The WSJ asks the important question: Is your refrigerator awesome enough?
/High tech or good looks? (A kind reader has provided a link that should get you around the Journal's pay wall.). It's a lengthy article, naturally, because of the crucial information it imparts, but here are snippets:
Appliance makers are grappling with how much technology to add to the anchor of the kitchen. They have the know-how to make the refrigerator do everything from play music to order groceries. But marketers are divided over a fundamental question of what we want.
Established luxury companies like Sub-Zero Group Inc. and BSH Home Appliances’ Thermador brand are chasing new engineering feats to better hide the refrigerator behind cabinetry. Meanwhile upstarts, including new models from LG Electronics Inc. and Samsung Group, are turning the refrigerator into a giant computer screen that can play television and display shopping lists, photos and weather reports.
Samsung’s Family Hub refrigerator, which sells for around $6,000, has a computer touch screen that covers most of one door. A water dispenser takes up much of the other. The refrigerator streams music, shows television shows by connecting with Samsung TVs, syncs family members’ calendars, displays photos and lets users post notes on the refrigerator screen from remote locations. Three built-in cameras take a photo every time the refrigerator’s doors close. The photos can be accessed via phone, allowing users to remotely see what’s inside—and what’s missing, like if the chocolate cake has been eaten up.
LG Electronics’ InstaView refrigerator door includes a window so users can peek inside after tapping twice on the tinted glass panel. A door-in-door design lets consumers access some shelves without opening the entire refrigerator. The innovations in the fridge, which sells for $4,300 to $8,500, are meant to add convenience and preserve cold air amid Americans’ propensity for perusing: A U.S. household of four people opens the refrigerator about 15 to 20 times a day, according to LG research. “People spend 10.4 hours a year just staring into an open refrigerator,” says LG’s Mr.
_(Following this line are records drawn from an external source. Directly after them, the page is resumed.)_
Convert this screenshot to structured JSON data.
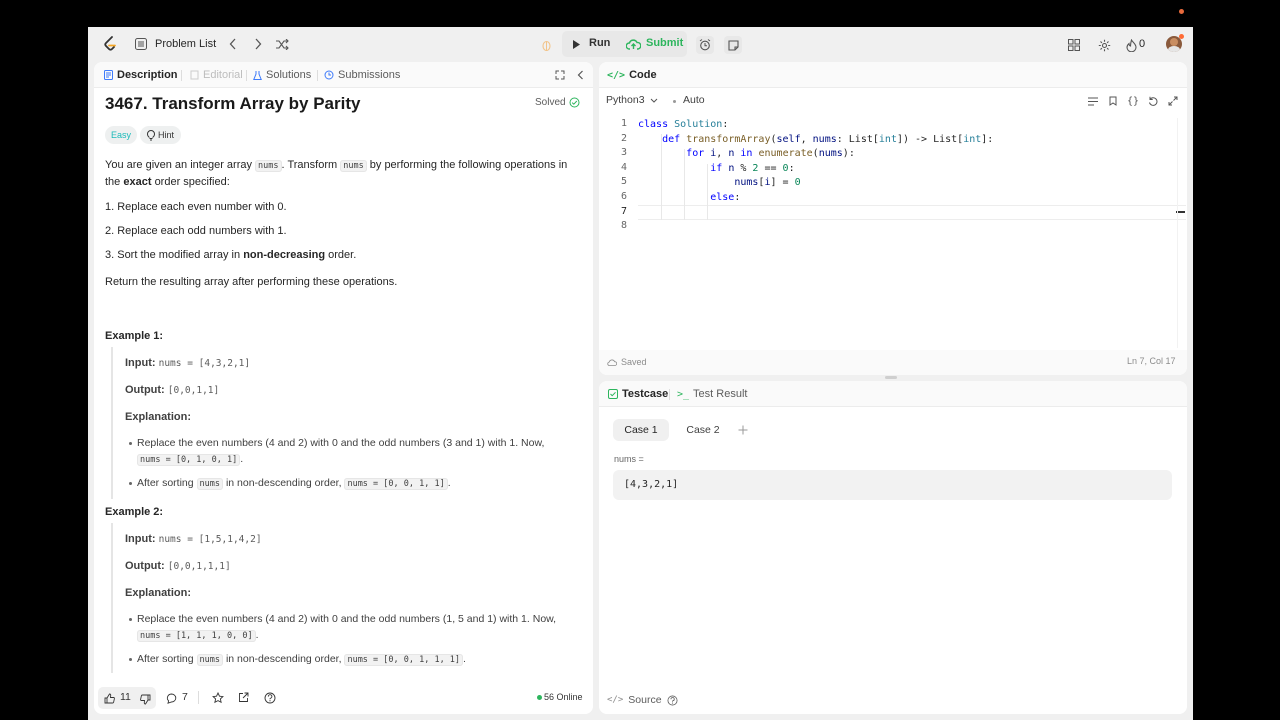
{
  "topbar": {
    "problem_list": "Problem List",
    "run": "Run",
    "submit": "Submit",
    "streak_count": "0"
  },
  "left": {
    "tabs": [
      "Description",
      "Editorial",
      "Solutions",
      "Submissions"
    ],
    "title": "3467. Transform Array by Parity",
    "solved": "Solved",
    "difficulty": "Easy",
    "hint": "Hint",
    "intro_1": "You are given an integer array",
    "intro_code_1": "nums",
    "intro_2": ". Transform",
    "intro_code_2": "nums",
    "intro_3": "by performing the following operations in the",
    "intro_bold": "exact",
    "intro_4": "order specified:",
    "step_1": "1. Replace each even number with 0.",
    "step_2": "2. Replace each odd numbers with 1.",
    "step_3a": "3. Sort the modified array in",
    "step_3b": "non-decreasing",
    "step_3c": "order.",
    "return_text": "Return the resulting array after performing these operations.",
    "examples": [
      {
        "heading": "Example 1:",
        "input_label": "Input:",
        "input": "nums = [4,3,2,1]",
        "output_label": "Output:",
        "output": "[0,0,1,1]",
        "explanation_label": "Explanation:",
        "bullet_1": "Replace the even numbers (4 and 2) with 0 and the odd numbers (3 and 1) with 1. Now,",
        "bullet_1_code": "nums = [0, 1, 0, 1]",
        "bullet_2a": "After sorting",
        "bullet_2_code1": "nums",
        "bullet_2b": "in non-descending order,",
        "bullet_2_code2": "nums = [0, 0, 1, 1]"
      },
      {
        "heading": "Example 2:",
        "input_label": "Input:",
        "input": "nums = [1,5,1,4,2]",
        "output_label": "Output:",
        "output": "[0,0,1,1,1]",
        "explanation_label": "Explanation:",
        "bullet_1": "Replace the even numbers (4 and 2) with 0 and the odd numbers (1, 5 and 1) with 1. Now,",
        "bullet_1_code": "nums = [1, 1, 1, 0, 0]",
        "bullet_2a": "After sorting",
        "bullet_2_code1": "nums",
        "bullet_2b": "in non-descending order,",
        "bullet_2_code2": "nums = [0, 0, 1, 1, 1]"
      }
    ],
    "likes": "11",
    "comments": "7",
    "online": "56 Online"
  },
  "code": {
    "tab": "Code",
    "language": "Python3",
    "mode": "Auto",
    "saved": "Saved",
    "cursor": "Ln 7, Col 17",
    "line_numbers": [
      "1",
      "2",
      "3",
      "4",
      "5",
      "6",
      "7",
      "8"
    ]
  },
  "testcase": {
    "tab_1": "Testcase",
    "tab_2": "Test Result",
    "cases": [
      "Case 1",
      "Case 2"
    ],
    "param_label": "nums =",
    "param_value": "[4,3,2,1]",
    "source": "Source"
  },
  "colors": {
    "submit_green": "#2db55d",
    "easy": "#1cbaba",
    "solved_green": "#2db55d",
    "online_dot": "#2db55d",
    "accent_orange": "#ffa116"
  },
  "icons": [
    "logo-icon",
    "problem-list-icon",
    "chevron-left-icon",
    "chevron-right-icon",
    "shuffle-icon",
    "bug-icon",
    "play-icon",
    "cloud-upload-icon",
    "alarm-icon",
    "note-icon",
    "grid-icon",
    "gear-icon",
    "flame-icon",
    "avatar"
  ]
}
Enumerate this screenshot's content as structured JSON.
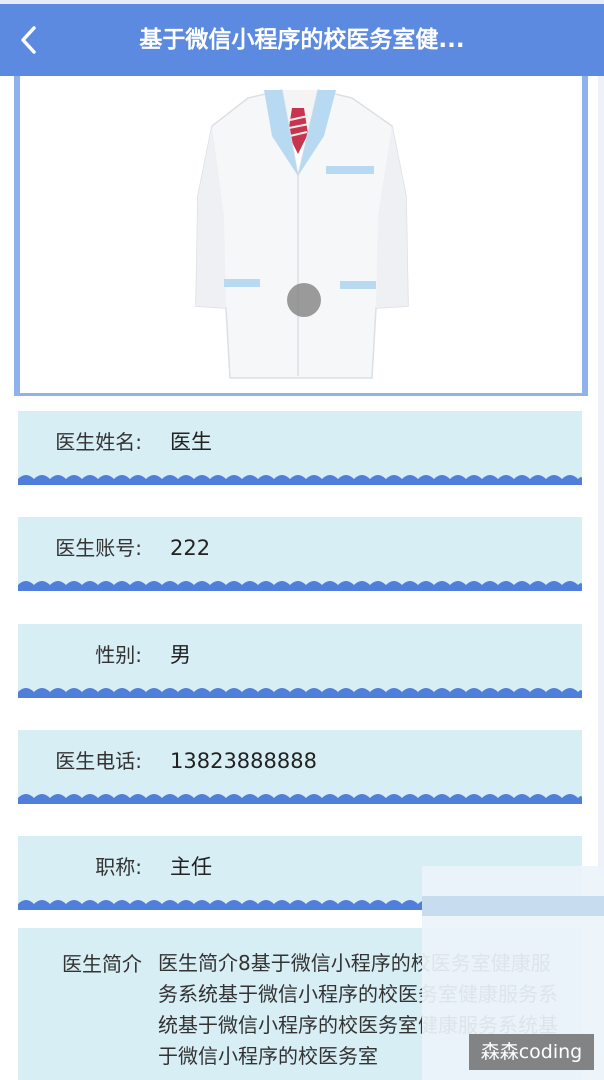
{
  "header": {
    "title": "基于微信小程序的校医务室健..."
  },
  "icons": {
    "back": "chevron-left-icon"
  },
  "colors": {
    "primary": "#5b8ae0",
    "row_bg": "#d7eef5",
    "wave": "#4f7fda"
  },
  "fields": [
    {
      "label": "医生姓名:",
      "value": "医生"
    },
    {
      "label": "医生账号:",
      "value": "222"
    },
    {
      "label": "性别:",
      "value": "男"
    },
    {
      "label": "医生电话:",
      "value": "13823888888"
    },
    {
      "label": "职称:",
      "value": "主任"
    }
  ],
  "intro": {
    "label": "医生简介",
    "text": "医生简介8基于微信小程序的校医务室健康服务系统基于微信小程序的校医务室健康服务系统基于微信小程序的校医务室健康服务系统基于微信小程序的校医务室"
  },
  "watermark": "森森coding"
}
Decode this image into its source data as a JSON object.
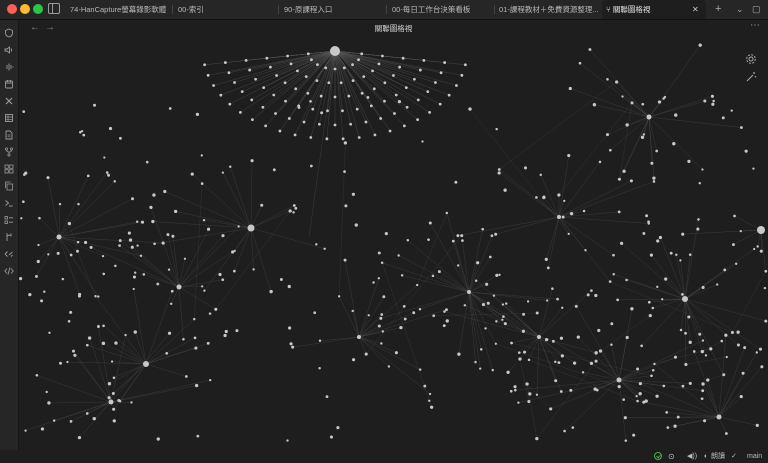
{
  "tabs": [
    {
      "label": "74-HanCapture螢幕錄影軟體"
    },
    {
      "label": "00-索引"
    },
    {
      "label": "90-原課程入口"
    },
    {
      "label": "00-每日工作台決策看板"
    },
    {
      "label": "01-課程教材＋免費資源整理..."
    },
    {
      "label": "關聯圖格視",
      "active": true
    }
  ],
  "toolbar": {
    "new_tab": "+",
    "tab_list": "⌄",
    "window_toggle": "▢"
  },
  "view": {
    "title": "關聯圖格視",
    "more": "⋯",
    "back": "←",
    "forward": "→"
  },
  "ribbon_icons": [
    "shield-icon",
    "volume-icon",
    "audio-wave-icon",
    "calendar-icon",
    "tools-icon",
    "table-icon",
    "file-icon",
    "fork-icon",
    "grid-icon",
    "copy-icon",
    "terminal-icon",
    "list-icon",
    "branch-icon",
    "regex-icon",
    "code-icon"
  ],
  "graph": {
    "controls": [
      "graph-settings-icon",
      "magic-wand-icon"
    ]
  },
  "status": {
    "reading_label": "朗讀",
    "branch": "main",
    "check": "✓"
  },
  "colors": {
    "accent": "#41b14b",
    "background": "#1e1e1e",
    "node": "#c8c8c8",
    "edge": "#5a5a5a"
  }
}
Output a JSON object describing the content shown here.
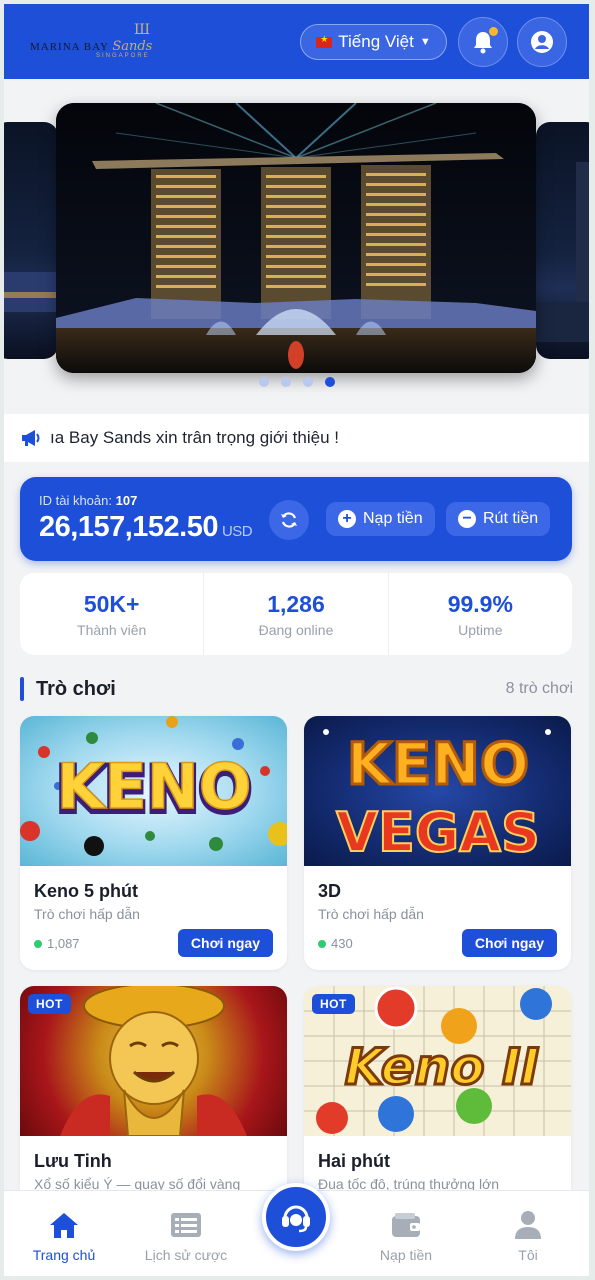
{
  "header": {
    "logo_text": "MARINA BAY Sands",
    "logo_sub": "SINGAPORE",
    "language": "Tiếng Việt"
  },
  "carousel": {
    "slides": 4,
    "active_index": 3
  },
  "announcement": {
    "text": "ıa Bay Sands xin trân trọng giới thiệu !"
  },
  "account": {
    "id_label": "ID tài khoản:",
    "id_value": "107",
    "balance": "26,157,152.50",
    "currency": "USD",
    "deposit_label": "Nạp tiền",
    "withdraw_label": "Rút tiền"
  },
  "stats": [
    {
      "value": "50K+",
      "label": "Thành viên"
    },
    {
      "value": "1,286",
      "label": "Đang online"
    },
    {
      "value": "99.9%",
      "label": "Uptime"
    }
  ],
  "games_section": {
    "title": "Trò chơi",
    "count_label": "8 trò chơi"
  },
  "games": [
    {
      "name": "Keno 5 phút",
      "desc": "Trò chơi hấp dẫn",
      "players": "1,087",
      "play_label": "Chơi ngay",
      "thumb_text": "KENO"
    },
    {
      "name": "3D",
      "desc": "Trò chơi hấp dẫn",
      "players": "430",
      "play_label": "Chơi ngay",
      "thumb_text_1": "KENO",
      "thumb_text_2": "VEGAS"
    },
    {
      "name": "Lưu Tinh",
      "desc": "Xổ số kiểu Ý — quay số đổi vàng",
      "badge": "HOT"
    },
    {
      "name": "Hai phút",
      "desc": "Đua tốc độ, trúng thưởng lớn",
      "badge": "HOT",
      "thumb_text": "Keno II"
    }
  ],
  "nav": [
    {
      "label": "Trang chủ",
      "icon": "home-icon",
      "active": true
    },
    {
      "label": "Lịch sử cược",
      "icon": "list-icon",
      "active": false
    },
    {
      "label": "",
      "icon": "headset-icon",
      "active": false
    },
    {
      "label": "Nạp tiền",
      "icon": "wallet-icon",
      "active": false
    },
    {
      "label": "Tôi",
      "icon": "user-icon",
      "active": false
    }
  ],
  "colors": {
    "primary": "#1d4fd8",
    "online_dot": "#2ecc71",
    "bell_dot": "#f7b731"
  }
}
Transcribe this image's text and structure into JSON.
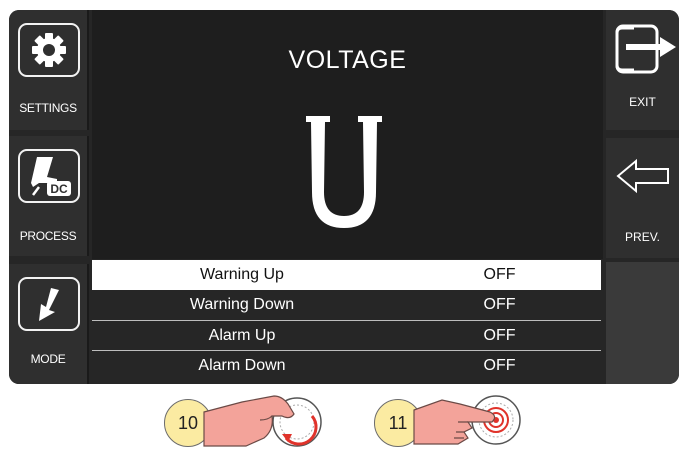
{
  "left_buttons": [
    {
      "label": "SETTINGS",
      "icon": "gear-icon"
    },
    {
      "label": "PROCESS",
      "icon": "welding-torch-dc-icon",
      "icon_text": "DC"
    },
    {
      "label": "MODE",
      "icon": "arrow-down-left-icon"
    }
  ],
  "right_buttons": [
    {
      "label": "EXIT",
      "icon": "exit-arrow-icon"
    },
    {
      "label": "PREV.",
      "icon": "back-arrow-icon"
    }
  ],
  "main": {
    "title": "VOLTAGE",
    "symbol": "U"
  },
  "rows": [
    {
      "name": "Warning Up",
      "value": "OFF",
      "selected": true
    },
    {
      "name": "Warning Down",
      "value": "OFF",
      "selected": false
    },
    {
      "name": "Alarm Up",
      "value": "OFF",
      "selected": false
    },
    {
      "name": "Alarm Down",
      "value": "OFF",
      "selected": false
    }
  ],
  "knobs": [
    {
      "number": "10",
      "action": "rotate-knob-icon"
    },
    {
      "number": "11",
      "action": "press-knob-icon"
    }
  ],
  "colors": {
    "screen_bg": "#262626",
    "button_bg": "#2f2f2f",
    "selected_row_bg": "#ffffff",
    "badge_bg": "#fbeba2",
    "hand": "#f3a39a",
    "rotate_arrow": "#e0332b"
  }
}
VanderWaal.
Later this year, LG plans to roll out a “smart” version of its InstaView refrigerator that includes a touch screen, compatibility with Amazon’s digital assistant Alexa and an internal panoramic camera that lets users remotely view photos of their fridge’s contents.
Mr. [Ira] Kantor says his appliance browsing included new refrigerators with computer screens and interior cameras, but he wasn’t tempted. “I’m a technology guy as a profession, but I think some of this is over the top,” he says. “If you can’t open your fridge once in a while to figure out what you need, I don’t know what you do.”
Thermador later this year plans to introduce Open Door Assist, which lets users open a refrigerator door by pushing it, rather than pulling a handle. “You don’t even know it’s a refrigerator,” says Beatriz Sandoval, director of brand marketing for Thermador. “We’re going to mask everything--- our clients have made it loud and clear that they don’t even want water and ice on the exterior.”
Voice recognition is in development at Sub-Zero, but so far the luxury appliance company has dodged several other visible gadgets. “We’re really struggling to find something that’s of real value versus, I’ll say, gimmicky,” says Paul Sikir, vice president of design engineering for Sub-Zero.
In a recent focus group of current Sub-Zero refrigerator owners, “they say, ‘I’m buying the refrigerator to last 20 years, how is the technology going to last 20 years?,’” Mr. Sikir says. “They get a little frightened of that.”
I'd join in that focus group's concern about obsolescence (anyone here remember projection TV "theaters" in home basements?) but it's not that much of a worry here in Greenwich, where homes are traded every couple of years or so, because the first thing new owners do is rip out the existing $500,000 kitchens and install new ones, "to make it our own".
In most of the rest of the country, I'd be wary. Of course, this is coming from someone who still refers to refrigerators as "ice boxes", so your opinion may differ.